Core Utilities for NVIDIA Merlin
Apache License 2.0
19 stars 14 forks source link

Add row_group_size argument to Dataset.to_parquet #218

Closed rjzamora closed 1 year ago

rjzamora commented 1 year ago

Adds simple row_group_size argument to Dataset.to_parquet, allowing users to set the maximum number of rows desired in a single Parquet row-group.

rjzamora commented 1 year ago

cc @rnyak

rnyak commented 1 year ago

@rjzamora looks like some tests are failing.

rjzamora commented 1 year ago

looks like some tests are failing.

Right, I guess CI is using a pretty old version of cudf - The necessary feature was exposed in cudf in 22.08 (https://github.com/rapidsai/cudf/pull/10980). I guess we could just raise an error when the user tries to use this option with an older cudf release.

karlhigley commented 1 year ago

I think it's reasonable to require a new enough version of cudf instead of making code changes to accommodate older versions. I'm working on getting the CI image back up to date—with any luck, hopefully in the next week or so. (It's a slow process since it involves waiting on a lot of container builds.)

rjzamora commented 1 year ago

I think it's reasonable to require a new enough version of cudf instead of making code changes to accommodate older versions.
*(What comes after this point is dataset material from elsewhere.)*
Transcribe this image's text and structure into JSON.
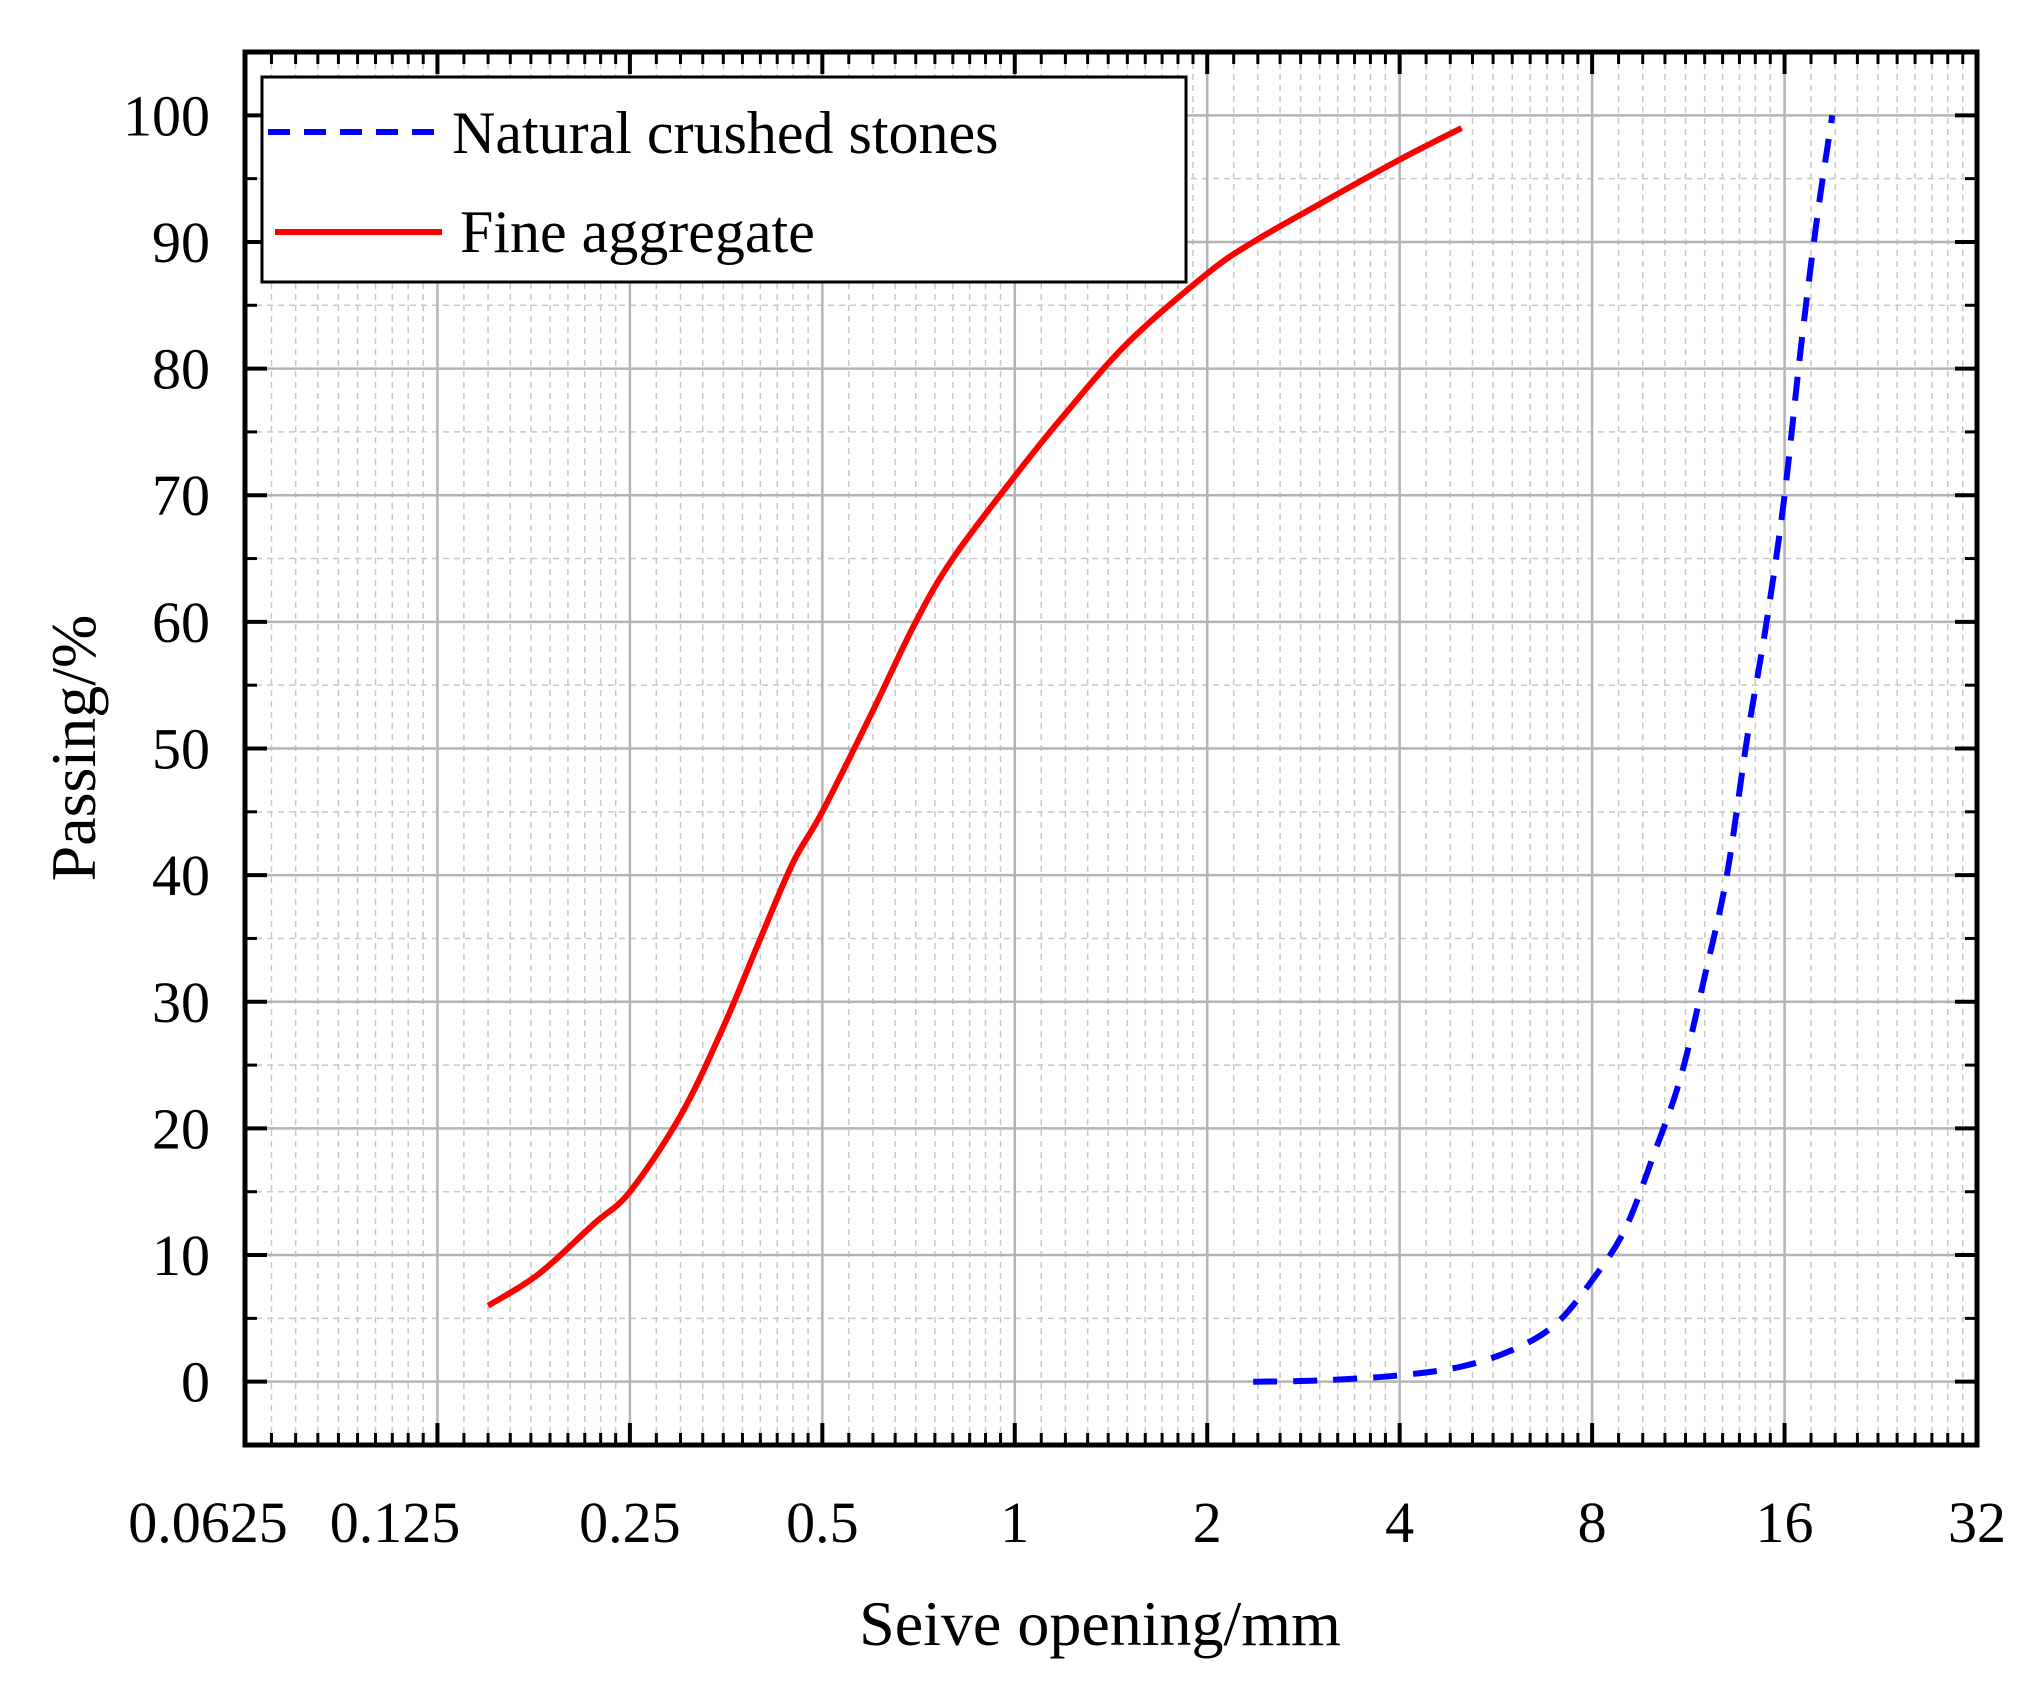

I'm working on getting the CI image back up to date—with any luck, hopefully in the next week or so. (It's a slow process since it involves waiting on a lot of container builds.)

That makes sense to me - Thanks @karlhigley !

rnyak commented 1 year ago

@rjzamora and @karlhigley when do you think this PR can be revisited based on new cudf version comment? thanks.

karlhigley commented 1 year ago

The CI image has been updated to match our containers, so hopefully the tests will pass now 🤞🏻